After a short break 1349 hit the stage and the fans got what they wanted. From the very first note of the set, 1349 established a new level of intensity on that night. No offence to the support bands. 1349 is just one of those battle-hardened extreme metal bands that can hit you right in the face. And that’s what 1349 did. In a relentless way the four Norwegians terrorized Brisbane with their Aural Hellfire (as the band calls their music, check out a chat I had with their singer Ravn here).

1349 concert review

It is not only 1349’s music that is extreme and follows the cold and grim tradition of Norwegian black metal. 1349 on stage is a complete work of art with the purpose of creating the most extreme, chaotic and destructive experience of music. All band members work hard on stage as individuals and as a group. Ravn’s stage presence is commanding. His expressionistic behaviour combined with the aggressive quality of his vocals certainly makes him the focal point of the band. The fans eagerly followed his every command throughout the set.

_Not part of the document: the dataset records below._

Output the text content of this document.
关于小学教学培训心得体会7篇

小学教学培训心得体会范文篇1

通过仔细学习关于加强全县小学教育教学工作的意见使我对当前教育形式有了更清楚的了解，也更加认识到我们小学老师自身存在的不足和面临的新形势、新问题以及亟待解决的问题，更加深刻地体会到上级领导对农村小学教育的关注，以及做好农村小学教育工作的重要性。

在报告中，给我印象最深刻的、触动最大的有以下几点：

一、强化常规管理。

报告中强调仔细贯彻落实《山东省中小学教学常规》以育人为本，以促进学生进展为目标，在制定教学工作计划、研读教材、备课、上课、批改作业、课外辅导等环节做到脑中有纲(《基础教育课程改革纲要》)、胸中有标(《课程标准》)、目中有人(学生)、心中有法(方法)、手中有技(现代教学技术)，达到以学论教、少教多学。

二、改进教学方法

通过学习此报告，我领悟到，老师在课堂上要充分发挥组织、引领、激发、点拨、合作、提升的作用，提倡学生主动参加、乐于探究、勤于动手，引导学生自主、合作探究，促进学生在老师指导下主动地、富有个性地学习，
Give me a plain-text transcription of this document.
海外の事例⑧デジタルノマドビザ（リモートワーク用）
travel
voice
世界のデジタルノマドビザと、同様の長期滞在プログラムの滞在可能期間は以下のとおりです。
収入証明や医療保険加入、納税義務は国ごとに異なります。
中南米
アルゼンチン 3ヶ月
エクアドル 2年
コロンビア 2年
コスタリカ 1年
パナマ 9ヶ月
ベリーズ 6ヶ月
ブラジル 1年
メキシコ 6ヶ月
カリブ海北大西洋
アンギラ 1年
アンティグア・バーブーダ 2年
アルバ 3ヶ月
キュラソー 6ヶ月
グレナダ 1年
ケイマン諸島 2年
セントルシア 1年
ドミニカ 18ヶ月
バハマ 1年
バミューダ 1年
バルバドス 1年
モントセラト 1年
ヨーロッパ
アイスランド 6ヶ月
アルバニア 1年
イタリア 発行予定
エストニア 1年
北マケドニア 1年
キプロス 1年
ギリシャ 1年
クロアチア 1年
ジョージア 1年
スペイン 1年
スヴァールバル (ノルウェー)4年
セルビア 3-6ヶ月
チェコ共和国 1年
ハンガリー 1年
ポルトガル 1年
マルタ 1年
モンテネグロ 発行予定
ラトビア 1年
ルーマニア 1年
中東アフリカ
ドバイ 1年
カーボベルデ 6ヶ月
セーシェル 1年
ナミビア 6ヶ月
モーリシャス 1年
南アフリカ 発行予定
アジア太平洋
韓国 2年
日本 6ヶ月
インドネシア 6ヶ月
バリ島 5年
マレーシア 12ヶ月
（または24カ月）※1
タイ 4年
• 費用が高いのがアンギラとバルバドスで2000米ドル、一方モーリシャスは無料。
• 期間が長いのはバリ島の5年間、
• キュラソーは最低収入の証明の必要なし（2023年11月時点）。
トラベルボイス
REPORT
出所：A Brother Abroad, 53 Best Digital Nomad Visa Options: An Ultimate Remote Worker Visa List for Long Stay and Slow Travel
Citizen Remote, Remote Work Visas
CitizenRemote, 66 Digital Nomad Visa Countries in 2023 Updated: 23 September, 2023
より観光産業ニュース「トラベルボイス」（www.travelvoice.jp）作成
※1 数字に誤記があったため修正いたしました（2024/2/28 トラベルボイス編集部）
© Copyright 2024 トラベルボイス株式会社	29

‘We never stop the process of developing.’ An interview with Ravn (1349)

The only critic may be the length of the set. 1349 finished their show with the title song of their last album ‘Massive Cauldron of Chaos’ which really summed up the experience of a 1349 show. However, I was still ready for more after the 60 minutes of Aural Hellfire. Nevertheless, 1349’s show in Brisbane was a lesson of intensity. There are not many bands around that can keep that level of aggression throughout an entire show. I can only hope that we don’t have to wait too long for 1349 to return.